The duty of one who _publishes_ his censures on me is, to select noble, greatly admired passages, and confront me both with a prose translation of the original (for the public cannot go to the Greek) and also with that which he judges to be a more successful version than mine. Translation being matter of compromise, and being certain to fall below the original, when this is of the highest type of grandeur; the question is not, What translator is perfect? but, Who is least imperfect? Hence the only fair test is by comparison, when comparison is possible. But Mr Arnold has not put me to this test. He has quoted two very short passages, and various single lines, half lines and single words, from me; and chooses to _tell_ his readers that I ruin Homer’s nobleness, when (if his censure is just) he might make them _feel_ it by quoting me upon the most admired pieces. Now with the warmest sincerity I say: If any English reader, after perusing my version of four or five eminently noble passages of sufficient length, side by side with those of other translators, and (better still) with a prose version also, finds in them high qualities which I have destroyed; I am foremost to advise him to shut my book, or to consult it only (as Mr Arnold suggests) as a schoolboy’s ‘help to construe’, if such it can be. My sole object is, to bring Homer before the unlearned public: I seek no self-glorification: the sooner I am superseded by a really better translation, the greater will be my pleasure.

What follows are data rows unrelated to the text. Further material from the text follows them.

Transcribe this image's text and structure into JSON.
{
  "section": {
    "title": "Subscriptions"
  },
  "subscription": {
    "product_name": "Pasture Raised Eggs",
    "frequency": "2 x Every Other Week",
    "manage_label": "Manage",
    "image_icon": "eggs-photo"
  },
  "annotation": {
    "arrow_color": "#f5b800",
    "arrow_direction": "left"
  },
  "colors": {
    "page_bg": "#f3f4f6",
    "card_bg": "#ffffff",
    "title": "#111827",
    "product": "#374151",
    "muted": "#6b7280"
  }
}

It was not until I more closely read Mr Arnold’s own versions, that I understood how necessary is his repugnance to mine. I am unwilling to speak of his metrical efforts. I shall not say more than my argument strictly demands. It here suffices to state the simple fact, that for awhile I seriously doubted whether he meant his first specimen for metre at all. He seems distinctly to say, he is going to give us English Hexameters; but it was long before I could believe that he had written the following for that metre:
So shone forth, in front of Troy, by the bed of Xanthus, Between that and the ships, the Trojans’ numerous fires. In the plain there were kindled a thousand fires: by each one There sate fifty men, in the ruddy light of the fire. By their chariots stood the steeds, and champ’d the white barley, While their masters sate by the fire, and waited for Morning.
I sincerely thought, this was meant for prose; at length the two last lines opened my eyes. He _does_ mean them for Hexameters! ‘Fire’ ( = feuer) with him is a spondee or trochee. The first line, I now see, begins with three (quantitative) spondees, and is meant to be spondaic in the fifth foot. ‘Bed of, Between, In the’,—are meant for spondees! So are ‘There sate’, ‘_By_ their’; though ‘Troy _by_ the’ was a dactyl. ‘Champ’d the white’ is a dactyl. My ‘metrical exploits’ amaze Mr Arnold (p. 23); but my courage is timidity itself compared to his.
His second specimen stands thus:
And with pity the son of Saturn saw them bewailing, And he shook his head, and thus address’d his own bosom: Ah, unhappy pair! to Peleus why did we give you, To a mortal? but ye are without old age and immortal. Was it that ye with man, might have your thousands of sorrows? For than man indeed there breathes no wretcheder creature, Of all living things, that on earth are breathing and moving.